I do think that there is a “right” though. When your decisions, your actions and interactions are founded in love of your neighbor, it’s a safe bet what you’re doing is okay. We are called to live in solidarity with each other. To be in solidarity means that my pain is your pain and your pain is mine. Your joy, your dreams, your successes, your losses, your sadness, are mine, and mine are yours. When we think of what is best for our “neighbor” before we think of what is best for ourselves, maybe we can find some sort of peace. Maybe its idealistic. A ridiculous imagining. But I see it. All the time.
I see a little girl sacrifice 12 inches of her beautiful hair to give to a child who is undergoing cancer treatment. I hear her say beautiful words in remembrance of her best friend. I feel honoured when she asks me to be the person to cut her hair. I witness her holding up a cheque with monies to be donated to find a cure. I behold her parents who love and encourage her to do what is good and right. I acknowledge the individuals who helped her meet and surpass her goal and recognize that generosity begets more generosity.

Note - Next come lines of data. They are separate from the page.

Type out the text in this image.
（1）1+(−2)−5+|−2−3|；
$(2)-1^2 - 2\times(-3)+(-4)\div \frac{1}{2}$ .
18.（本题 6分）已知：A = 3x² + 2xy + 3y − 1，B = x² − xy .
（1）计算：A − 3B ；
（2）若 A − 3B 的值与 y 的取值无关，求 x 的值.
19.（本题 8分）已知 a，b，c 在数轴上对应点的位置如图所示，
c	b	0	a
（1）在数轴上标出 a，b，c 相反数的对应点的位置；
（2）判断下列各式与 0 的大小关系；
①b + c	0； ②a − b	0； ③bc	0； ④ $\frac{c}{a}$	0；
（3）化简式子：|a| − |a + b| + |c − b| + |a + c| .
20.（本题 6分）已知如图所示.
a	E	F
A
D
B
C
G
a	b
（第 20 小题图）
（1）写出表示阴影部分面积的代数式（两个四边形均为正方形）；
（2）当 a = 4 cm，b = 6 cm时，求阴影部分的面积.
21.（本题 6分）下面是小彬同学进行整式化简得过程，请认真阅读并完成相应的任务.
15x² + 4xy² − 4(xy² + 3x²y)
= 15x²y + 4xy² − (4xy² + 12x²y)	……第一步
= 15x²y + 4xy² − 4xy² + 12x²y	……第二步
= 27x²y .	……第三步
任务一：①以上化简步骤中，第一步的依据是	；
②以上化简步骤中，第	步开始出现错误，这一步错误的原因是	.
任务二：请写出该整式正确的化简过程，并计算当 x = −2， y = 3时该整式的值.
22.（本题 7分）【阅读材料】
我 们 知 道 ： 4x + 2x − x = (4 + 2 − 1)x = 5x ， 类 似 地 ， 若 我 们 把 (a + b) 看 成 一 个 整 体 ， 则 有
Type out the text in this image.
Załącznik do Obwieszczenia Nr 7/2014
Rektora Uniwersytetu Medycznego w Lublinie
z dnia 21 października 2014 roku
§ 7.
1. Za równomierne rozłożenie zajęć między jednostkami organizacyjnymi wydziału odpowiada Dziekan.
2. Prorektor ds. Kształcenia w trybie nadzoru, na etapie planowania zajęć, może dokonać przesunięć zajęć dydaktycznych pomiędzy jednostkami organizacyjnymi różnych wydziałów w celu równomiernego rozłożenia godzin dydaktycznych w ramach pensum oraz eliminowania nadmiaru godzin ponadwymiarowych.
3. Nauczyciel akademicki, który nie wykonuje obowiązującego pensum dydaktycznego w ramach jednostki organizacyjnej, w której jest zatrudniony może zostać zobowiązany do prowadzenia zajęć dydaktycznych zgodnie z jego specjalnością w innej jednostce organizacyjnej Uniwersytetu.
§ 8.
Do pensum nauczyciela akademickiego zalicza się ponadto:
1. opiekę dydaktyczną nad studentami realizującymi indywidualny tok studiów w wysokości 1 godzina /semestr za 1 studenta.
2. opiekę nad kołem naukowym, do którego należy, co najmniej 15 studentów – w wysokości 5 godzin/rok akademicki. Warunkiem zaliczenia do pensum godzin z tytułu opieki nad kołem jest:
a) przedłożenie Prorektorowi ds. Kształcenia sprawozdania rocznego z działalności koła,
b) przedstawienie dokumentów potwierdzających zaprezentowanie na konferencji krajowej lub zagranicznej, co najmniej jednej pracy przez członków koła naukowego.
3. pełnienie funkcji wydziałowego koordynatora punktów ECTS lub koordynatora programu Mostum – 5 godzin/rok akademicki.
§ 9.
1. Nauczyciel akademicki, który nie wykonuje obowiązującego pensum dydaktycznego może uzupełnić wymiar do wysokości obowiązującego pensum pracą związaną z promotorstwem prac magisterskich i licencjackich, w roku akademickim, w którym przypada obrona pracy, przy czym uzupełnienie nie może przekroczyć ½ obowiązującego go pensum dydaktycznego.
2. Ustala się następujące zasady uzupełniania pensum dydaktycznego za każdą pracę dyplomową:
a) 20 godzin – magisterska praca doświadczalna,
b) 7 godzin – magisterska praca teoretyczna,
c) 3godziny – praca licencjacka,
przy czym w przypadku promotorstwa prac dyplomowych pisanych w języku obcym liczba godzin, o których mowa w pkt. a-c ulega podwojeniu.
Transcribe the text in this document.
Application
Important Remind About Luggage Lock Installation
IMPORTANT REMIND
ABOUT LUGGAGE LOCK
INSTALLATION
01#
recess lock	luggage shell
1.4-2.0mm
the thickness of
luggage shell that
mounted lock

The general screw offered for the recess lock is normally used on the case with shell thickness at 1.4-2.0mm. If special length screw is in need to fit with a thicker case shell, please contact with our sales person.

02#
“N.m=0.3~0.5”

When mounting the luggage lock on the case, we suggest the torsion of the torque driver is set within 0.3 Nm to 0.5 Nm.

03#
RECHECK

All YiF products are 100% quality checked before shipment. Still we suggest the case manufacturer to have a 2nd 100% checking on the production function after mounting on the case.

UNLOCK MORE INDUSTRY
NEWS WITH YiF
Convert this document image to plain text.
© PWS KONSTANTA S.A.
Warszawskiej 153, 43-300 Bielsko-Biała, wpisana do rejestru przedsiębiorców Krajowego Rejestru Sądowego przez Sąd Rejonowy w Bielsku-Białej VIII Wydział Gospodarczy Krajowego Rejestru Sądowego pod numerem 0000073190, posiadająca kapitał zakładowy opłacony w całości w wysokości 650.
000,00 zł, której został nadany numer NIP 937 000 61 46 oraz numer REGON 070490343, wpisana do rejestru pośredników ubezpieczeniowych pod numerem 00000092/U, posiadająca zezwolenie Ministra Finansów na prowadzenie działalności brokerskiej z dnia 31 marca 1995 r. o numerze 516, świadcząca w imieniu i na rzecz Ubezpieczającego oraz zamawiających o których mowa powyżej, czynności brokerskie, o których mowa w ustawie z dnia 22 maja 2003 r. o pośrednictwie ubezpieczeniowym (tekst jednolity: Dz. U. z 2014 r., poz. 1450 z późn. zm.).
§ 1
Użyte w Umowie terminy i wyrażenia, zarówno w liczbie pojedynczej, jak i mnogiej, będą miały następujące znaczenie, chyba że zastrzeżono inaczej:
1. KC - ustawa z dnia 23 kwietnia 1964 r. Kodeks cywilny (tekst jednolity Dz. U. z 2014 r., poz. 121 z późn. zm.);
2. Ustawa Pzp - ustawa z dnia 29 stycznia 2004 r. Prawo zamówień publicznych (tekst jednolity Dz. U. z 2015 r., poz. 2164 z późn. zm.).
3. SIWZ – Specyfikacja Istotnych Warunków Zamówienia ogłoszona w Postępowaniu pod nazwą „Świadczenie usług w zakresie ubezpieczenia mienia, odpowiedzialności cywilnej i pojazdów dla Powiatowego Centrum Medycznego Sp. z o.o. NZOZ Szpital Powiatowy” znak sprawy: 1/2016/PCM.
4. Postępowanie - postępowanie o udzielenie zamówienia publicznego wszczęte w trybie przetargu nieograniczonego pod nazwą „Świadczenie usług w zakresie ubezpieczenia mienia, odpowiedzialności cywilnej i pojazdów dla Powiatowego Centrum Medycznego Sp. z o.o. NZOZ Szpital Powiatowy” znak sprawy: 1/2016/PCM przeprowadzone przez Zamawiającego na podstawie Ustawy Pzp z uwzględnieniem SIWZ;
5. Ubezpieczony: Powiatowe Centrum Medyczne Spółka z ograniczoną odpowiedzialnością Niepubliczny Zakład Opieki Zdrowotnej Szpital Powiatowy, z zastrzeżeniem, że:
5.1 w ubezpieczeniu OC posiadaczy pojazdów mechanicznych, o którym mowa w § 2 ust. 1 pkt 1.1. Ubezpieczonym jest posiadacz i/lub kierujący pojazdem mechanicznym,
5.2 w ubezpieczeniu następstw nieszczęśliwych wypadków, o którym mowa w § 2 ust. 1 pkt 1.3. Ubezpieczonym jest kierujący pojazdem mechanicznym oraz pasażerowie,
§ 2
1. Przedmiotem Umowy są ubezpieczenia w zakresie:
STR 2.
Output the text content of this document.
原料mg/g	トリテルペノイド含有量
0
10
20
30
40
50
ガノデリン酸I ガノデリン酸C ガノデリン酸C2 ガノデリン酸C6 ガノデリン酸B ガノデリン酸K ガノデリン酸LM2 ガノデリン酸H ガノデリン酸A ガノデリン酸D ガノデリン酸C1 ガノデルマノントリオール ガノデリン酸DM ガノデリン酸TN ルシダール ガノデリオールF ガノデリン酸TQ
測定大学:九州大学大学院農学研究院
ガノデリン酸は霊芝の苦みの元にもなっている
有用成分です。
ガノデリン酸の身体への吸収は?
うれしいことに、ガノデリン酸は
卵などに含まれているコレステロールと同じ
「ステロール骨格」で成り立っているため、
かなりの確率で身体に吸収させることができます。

I see 18 students and 3 teachers donate 8 inches of their hair to be used to make wigs for women experiencing the side effects of chemotherapy. I watch 9 students and 2 teachers shave down to show unity with others who have lost their hair. I contemplate 2 women who so easily decide to take the morning off of work, find child care and donate their time to help with the cutting. I hear a grade 9 student speak about her brother’s cancer experience, her fear, her sadness and her joy that her brother made it through.
We live in a broken world. I don’t think there is a single person who would dispute that. I’m not sure who or what to blame. I wish I knew. But I do know, that despite all of this, that there is so much goodness, light and beauty.
Keira: You are a little hero. You inspire people to do better. I’m so glad you were one of Matteo’s best friends.
Terry and Melissa: You are amazing parents. Keep doing what you are doing.
To the 27 students who participated in the Locks for Love campaign: keep fighting the stereotype that kids/teens are selfish and only think about themselves. You are loving and giving and amazing. Don’t let anyone tell you different.
To the staff who participated in the campaign: you know who you are and there are no words.
Matteo: I would do anything to have you here. We miss you so much.